STS Program Committee
Academic Year 2025 - 2026
Joe Auner, Music
Joseph Auner has a background in analog synthesizers and recording. He has written about electronic music, technostalgia, and the idea of posthuman. Auner teaches courses like Music, Technology, and Digital Culture and The Sonic Imagination.
Tatiana Chudakova, Anthropology
Jamee Elder, Philosophy
Jamee Elder teaches a range of classes in the philosophy of science and philosophy of technology. Their research investigates how astronomers study black holes empirically, and grapples with questions about when we should trust scientific models, instruments, and experiments.
Michael Hughes, Computer Science
Fatima Hussain, Biology
Fatima Aysha Hussain researches the vaginal microbiome as a dynamic microbial ecosystem connected to sexual and reproductive health. She examines the design of microbial therapies alongside questions of gender, race, sexuality, and the social contexts that shape how microbiome science is translated into interventions.
Jess Keiser, English
Zarin Machanda, Anthropology
Zarin Machanda is in the department of Anthropology with a secondary appointment in Biology. She studies wild chimpanzees including chimpanzee cultures and their creation and use of tools. Understanding the social and ecological contexts of chimpanzee technology and culture helps provide a comparative framework for understanding the evolution of human culture.
Sarah Pinto, Anthropology
Sarah Pinto studies histories and cultures of biomedicine in India, with a focus on the ways science and medicine are practiced through kinship, gender, caste, and politics. She teaches courses on medicine, gender, religion, and South Asia, and is researching intersections of medicine and law in end of life care in West Bengal. She has also worked on psychiatry, pharmaceuticals, pregnancy and childbirth, and traditional practitioners in north India.

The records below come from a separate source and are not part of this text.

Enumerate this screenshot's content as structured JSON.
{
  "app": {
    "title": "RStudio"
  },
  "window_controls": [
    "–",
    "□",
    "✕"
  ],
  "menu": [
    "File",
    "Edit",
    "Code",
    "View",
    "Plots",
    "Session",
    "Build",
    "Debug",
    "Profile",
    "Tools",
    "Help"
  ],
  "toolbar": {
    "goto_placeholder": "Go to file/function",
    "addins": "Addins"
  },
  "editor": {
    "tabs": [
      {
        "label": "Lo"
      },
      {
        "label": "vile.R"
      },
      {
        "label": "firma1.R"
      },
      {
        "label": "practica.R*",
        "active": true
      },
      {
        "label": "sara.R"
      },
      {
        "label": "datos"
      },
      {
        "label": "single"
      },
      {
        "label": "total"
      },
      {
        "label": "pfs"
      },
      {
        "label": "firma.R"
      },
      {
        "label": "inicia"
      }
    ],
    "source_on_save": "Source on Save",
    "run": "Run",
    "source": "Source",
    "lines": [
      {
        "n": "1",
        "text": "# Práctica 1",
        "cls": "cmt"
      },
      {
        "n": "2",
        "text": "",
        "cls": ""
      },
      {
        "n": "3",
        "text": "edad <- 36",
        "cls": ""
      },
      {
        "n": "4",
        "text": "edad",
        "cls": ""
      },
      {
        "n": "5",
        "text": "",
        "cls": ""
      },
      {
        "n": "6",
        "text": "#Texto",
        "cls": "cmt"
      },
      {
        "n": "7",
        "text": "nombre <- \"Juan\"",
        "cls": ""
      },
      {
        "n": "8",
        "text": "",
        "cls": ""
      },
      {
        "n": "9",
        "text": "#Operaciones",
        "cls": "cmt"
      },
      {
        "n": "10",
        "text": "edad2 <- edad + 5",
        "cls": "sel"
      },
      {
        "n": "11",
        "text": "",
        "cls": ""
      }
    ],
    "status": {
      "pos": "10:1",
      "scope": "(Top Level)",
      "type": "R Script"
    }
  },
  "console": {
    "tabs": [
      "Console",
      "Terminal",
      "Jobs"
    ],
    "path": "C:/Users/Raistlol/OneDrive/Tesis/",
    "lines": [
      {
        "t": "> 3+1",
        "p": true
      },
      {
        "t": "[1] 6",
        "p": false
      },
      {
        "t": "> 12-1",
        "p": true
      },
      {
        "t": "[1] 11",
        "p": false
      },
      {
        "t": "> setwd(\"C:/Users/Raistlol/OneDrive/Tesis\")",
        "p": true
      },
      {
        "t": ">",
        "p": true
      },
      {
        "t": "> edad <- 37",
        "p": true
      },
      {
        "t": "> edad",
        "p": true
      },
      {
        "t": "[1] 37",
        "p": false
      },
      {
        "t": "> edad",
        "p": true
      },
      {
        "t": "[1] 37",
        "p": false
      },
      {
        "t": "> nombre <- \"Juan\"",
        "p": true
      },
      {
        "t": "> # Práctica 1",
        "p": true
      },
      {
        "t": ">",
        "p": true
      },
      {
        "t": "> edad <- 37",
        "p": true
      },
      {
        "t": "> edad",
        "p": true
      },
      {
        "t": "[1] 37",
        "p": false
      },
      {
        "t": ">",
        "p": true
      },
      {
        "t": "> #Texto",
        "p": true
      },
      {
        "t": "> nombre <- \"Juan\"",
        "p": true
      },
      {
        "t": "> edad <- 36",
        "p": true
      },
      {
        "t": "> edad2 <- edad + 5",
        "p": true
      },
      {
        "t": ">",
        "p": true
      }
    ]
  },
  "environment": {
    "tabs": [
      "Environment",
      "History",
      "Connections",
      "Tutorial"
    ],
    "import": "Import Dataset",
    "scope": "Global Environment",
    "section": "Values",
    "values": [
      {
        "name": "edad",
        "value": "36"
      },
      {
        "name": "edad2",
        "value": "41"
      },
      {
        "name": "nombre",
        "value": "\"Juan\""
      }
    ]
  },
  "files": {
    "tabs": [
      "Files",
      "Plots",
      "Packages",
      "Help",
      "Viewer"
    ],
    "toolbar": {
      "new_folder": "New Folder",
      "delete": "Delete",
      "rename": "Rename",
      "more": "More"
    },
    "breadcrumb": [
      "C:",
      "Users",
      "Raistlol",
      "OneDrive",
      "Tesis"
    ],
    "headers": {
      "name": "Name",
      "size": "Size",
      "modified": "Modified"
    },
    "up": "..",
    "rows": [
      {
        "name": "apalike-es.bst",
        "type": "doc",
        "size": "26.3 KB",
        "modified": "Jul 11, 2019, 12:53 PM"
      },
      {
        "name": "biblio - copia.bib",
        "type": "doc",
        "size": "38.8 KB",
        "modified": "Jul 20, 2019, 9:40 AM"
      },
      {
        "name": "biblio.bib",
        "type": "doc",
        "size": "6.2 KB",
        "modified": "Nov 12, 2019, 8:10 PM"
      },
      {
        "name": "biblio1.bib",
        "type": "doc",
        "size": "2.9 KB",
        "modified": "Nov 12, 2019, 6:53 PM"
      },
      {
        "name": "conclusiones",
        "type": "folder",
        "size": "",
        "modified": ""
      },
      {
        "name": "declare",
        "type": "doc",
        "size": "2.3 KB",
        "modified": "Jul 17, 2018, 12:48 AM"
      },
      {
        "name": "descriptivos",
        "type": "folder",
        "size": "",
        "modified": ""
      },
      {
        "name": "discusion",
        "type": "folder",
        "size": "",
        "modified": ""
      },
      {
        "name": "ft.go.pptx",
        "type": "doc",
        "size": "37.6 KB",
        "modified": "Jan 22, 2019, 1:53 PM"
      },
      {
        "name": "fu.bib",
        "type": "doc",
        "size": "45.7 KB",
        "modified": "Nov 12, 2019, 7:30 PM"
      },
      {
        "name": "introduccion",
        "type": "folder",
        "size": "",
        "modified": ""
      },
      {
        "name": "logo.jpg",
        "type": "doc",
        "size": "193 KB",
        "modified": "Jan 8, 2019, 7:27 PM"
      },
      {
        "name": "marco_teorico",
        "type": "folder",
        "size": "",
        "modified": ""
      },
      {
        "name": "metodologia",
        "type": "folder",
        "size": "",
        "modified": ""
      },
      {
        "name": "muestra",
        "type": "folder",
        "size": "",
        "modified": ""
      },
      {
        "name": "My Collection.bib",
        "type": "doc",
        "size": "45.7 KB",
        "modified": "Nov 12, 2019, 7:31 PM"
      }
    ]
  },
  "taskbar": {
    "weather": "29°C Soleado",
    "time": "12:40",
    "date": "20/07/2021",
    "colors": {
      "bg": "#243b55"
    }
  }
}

Mat Rappaport, Film & Media Studies
Mat Rappaport studies how architecture, cities, and media representation influence how people move through the world and how stories and ideologies take hold. His media studies teaching is collaborative and project-based, inviting students to experiment with contemporary tools in courses on Internet Culture, Online Video Platforms, and AI while staying grounded in careful, human-centered critique.
Caleb Scoville, Sociology
Caleb Scoville studies the politics of environmental knowledge and the dynamics of environmental controversies. Scoville’s research excavates the historical sources of contemporary environmental conflicts and explores the relationship between the natural environment and political senses of "us" and "them."
Elaine Short, Computer Science
Elaine Short's research focus is in human-robot interaction and assistive technology. Her STS connection is that her lab's work is informed by social science at the intersection of disability and technology, with an emphasis on operationalizing disabled-community-centric perspectives into the behavior of AI systems for robotics and human-robot interaction.
James Skripchuk, Computer Science
James teaches multiple classes in Computer Science, ranging from introductory computing to Artificial Intelligence. His teaching is informed by his research in self-regulated learning and how novice programmers seek help using a wide variety of resources outside the classroom, such as forums and generative AI tools.